Dandaragan farmer David Cook has called for the panel to visit his region and hear from the people whose lives will be directly impacted by the fracking industry.
“We are the ones whose lives, water, health and livelihoods will be turned upside down if this industry is allowed to proceed in the Mid West,” Mr Cook said.
“It is only fair that the panel visit Dandaragan and hold public hearings in our town.”
Mr Cook’s calls were echoed by Irwin mango farmer Rod Copeland, who said the scope of the inquiry needed to be broadened to include all of the impacts of gasfield development on farming communities in the Mid West. He said the panel should sit in many regional centres.
“This is an issue of vital importance to people who live in and around the many gas exploration leases covering our region. We need the inquiry to hear our calls for help and the research we have gathered over the years that tells us fracking is risky and unnecessary,” Mr Copeland said.

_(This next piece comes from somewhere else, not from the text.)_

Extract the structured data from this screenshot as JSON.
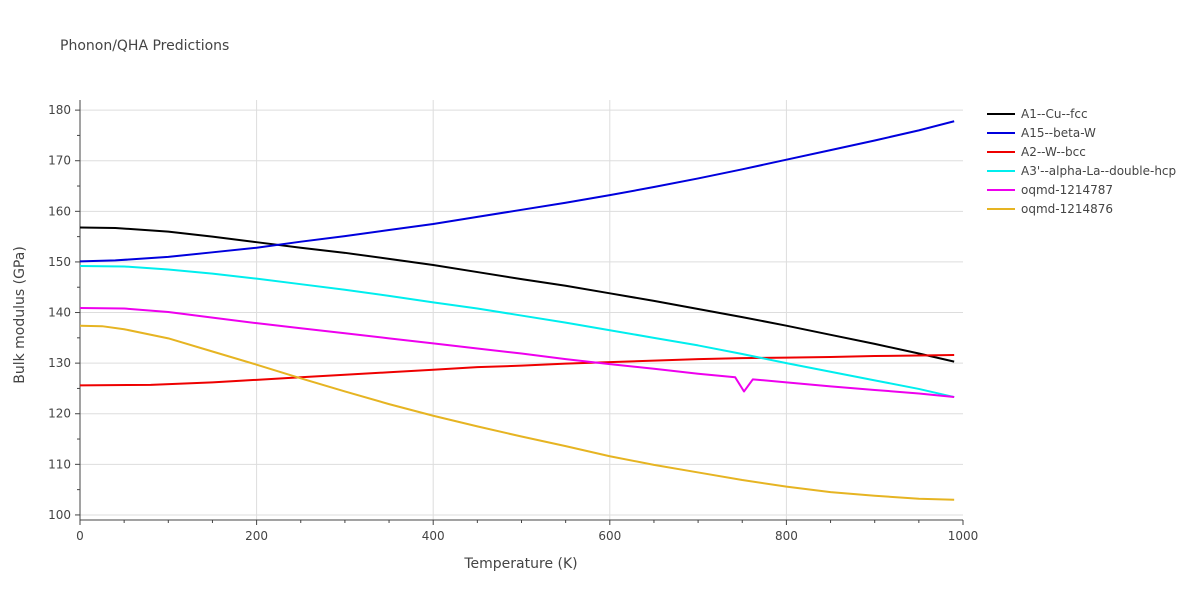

The calls came as the inquiry opened for public submissions Monday morning, and the scientific panel released more details on its scope.
Boyanup landholder and co-convenor of the Gasfield Free South West Alliance Kathy Thomson said it was unfair the inquiry would not look at the issue in the South West.
“The inquiry is excluding the South West, Peel and metro regions as we supposedly have fracking bans in place but these bans aren’t even protected by an Act of parliament and could be overturned at any time,” she said.
“The people of south western WA should be counted in any deliberations on the future of fracking in our State.”
Exmouth business owner Pete Firth said the inquiry also needed to hear directly from people in the Gascoyne region.
“This is an issue that could put our drinking water as well as the reef, tourism and horticulture in this huge area at risk,” Mr Firth said.